Until Finland joined the European Union in 1995, the production of long drink was strictly controlled by the government. After joining the EU the government was no longer allowed to control the production, and this led to the birth of several long drink brands by different companies. Some experimented with using lemon, orange or other flavors instead of grapefruit. Others started manufacturing mild long drinks based on fermentation rather than on adding spirits. The same composition can be achieved by diluting a 10% cider into 5% with water and gin and grapefruit flavors, and the 5.5% product can be sold in grocery stores. The 2000s saw the reintroduction of the brandy long drink, now manufactured by Laitilan Wirvoitusjuomatehdas.

=== Since 2000 ===

In the Finnish state retail monopoly alcohol store Alko, since 2007 Hartwall Original Long Drink has been the most popular product sold by the store, outselling Koskenkorva, one of the oldest Finnish spirits.
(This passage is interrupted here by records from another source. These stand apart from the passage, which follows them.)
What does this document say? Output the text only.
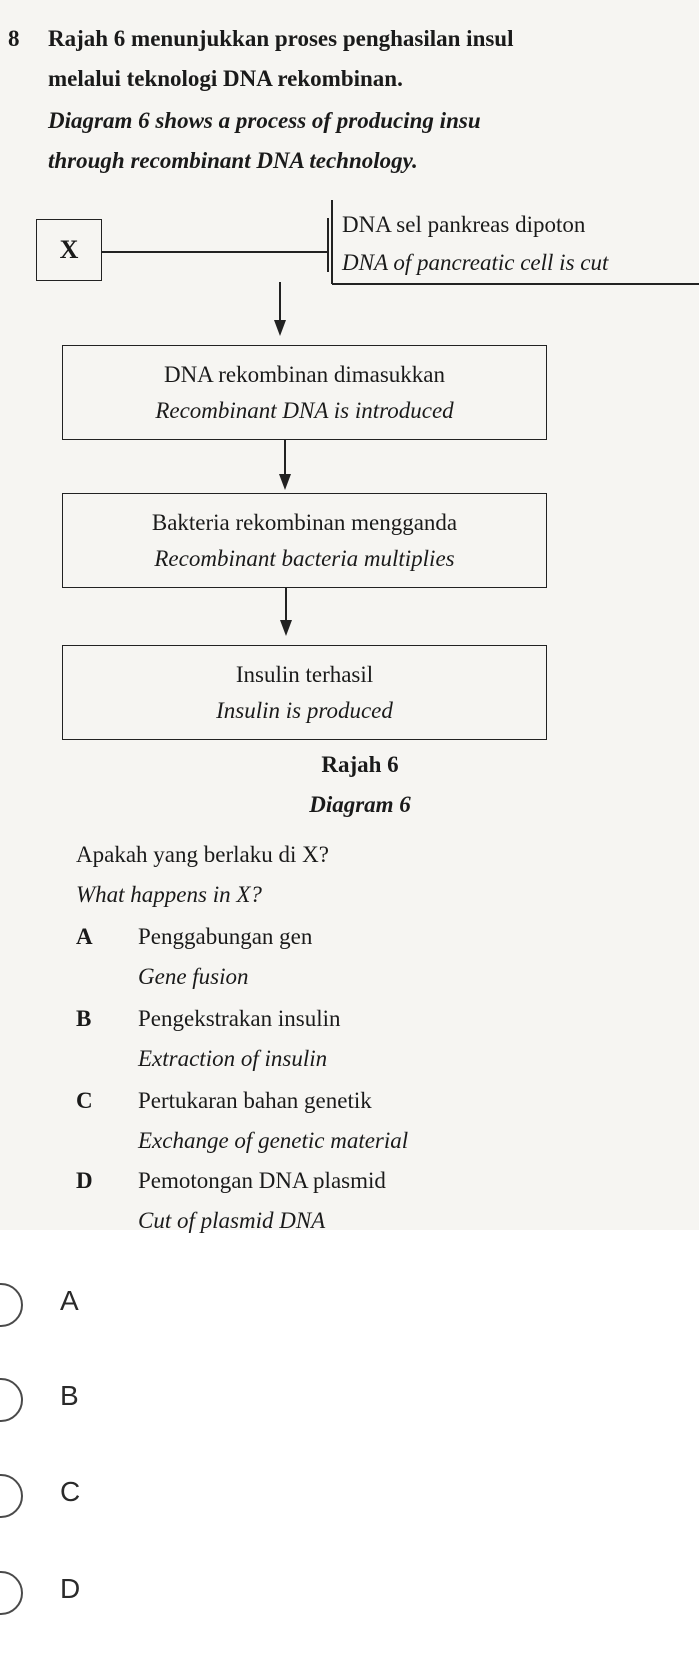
8 Rajah 6 menunjukkan proses penghasilan insul
melalui teknologi DNA rekombinan.
Diagram 6 shows a process of producing insu
through recombinant DNA technology.
X
DNA sel pankreas dipoton
DNA of pancreatic cell is cut
DNA rekombinan dimasukkan
Recombinant DNA is introduced
Bakteria rekombinan mengganda
Recombinant bacteria multiplies
Insulin terhasil
Insulin is produced
Rajah 6
Diagram 6
Apakah yang berlaku di X?
What happens in X?
A Penggabungan gen
Gene fusion
B Pengekstrakan insulin
Extraction of insulin
C Pertukaran bahan genetik
Exchange of genetic material
D Pemotongan DNA plasmid
Cut of plasmid DNA
A
B
C
D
Fermented lonkero beverages are sold in ordinary grocery stores under various names like "gin lonkero" or "grapefruit lonkero". The original mixed gin beverages were only sold at Alko due to higher alcohol content (5.5% alc/vol) and the fact that only Alko was allowed to sell non-fermented alcohol until 2018 when the alcohol legislation was changed.

=== Global marketing ===

Long drinks in the Finnish style have been commercially produced and marketed in other nations, including Japan, China, Taiwan and the United States. Miles Teller introduced Long Drink to the United States market. There is also a company called Lonkero Drinks in Norwich, UK, whose long drinks are sold in Norwich, Edinburgh, Brighton and London.

== Name origin ==

The name lonkero comes from the English term long drink, per the similar pronunciation to the word long, but more adapted to the Finnish pronunciation, which prompted producers to use the word as part of their marketing. The Finnish word lonkero literally means "tentacle", but the apparent double meaning is purely coincidental, although it can be humorously stated that when you order "an octopus", it means eight lonkeros.

As the drink is also popular in Estonia, the Finnish name has been borrowed into colloquial Estonian as longero (/et/).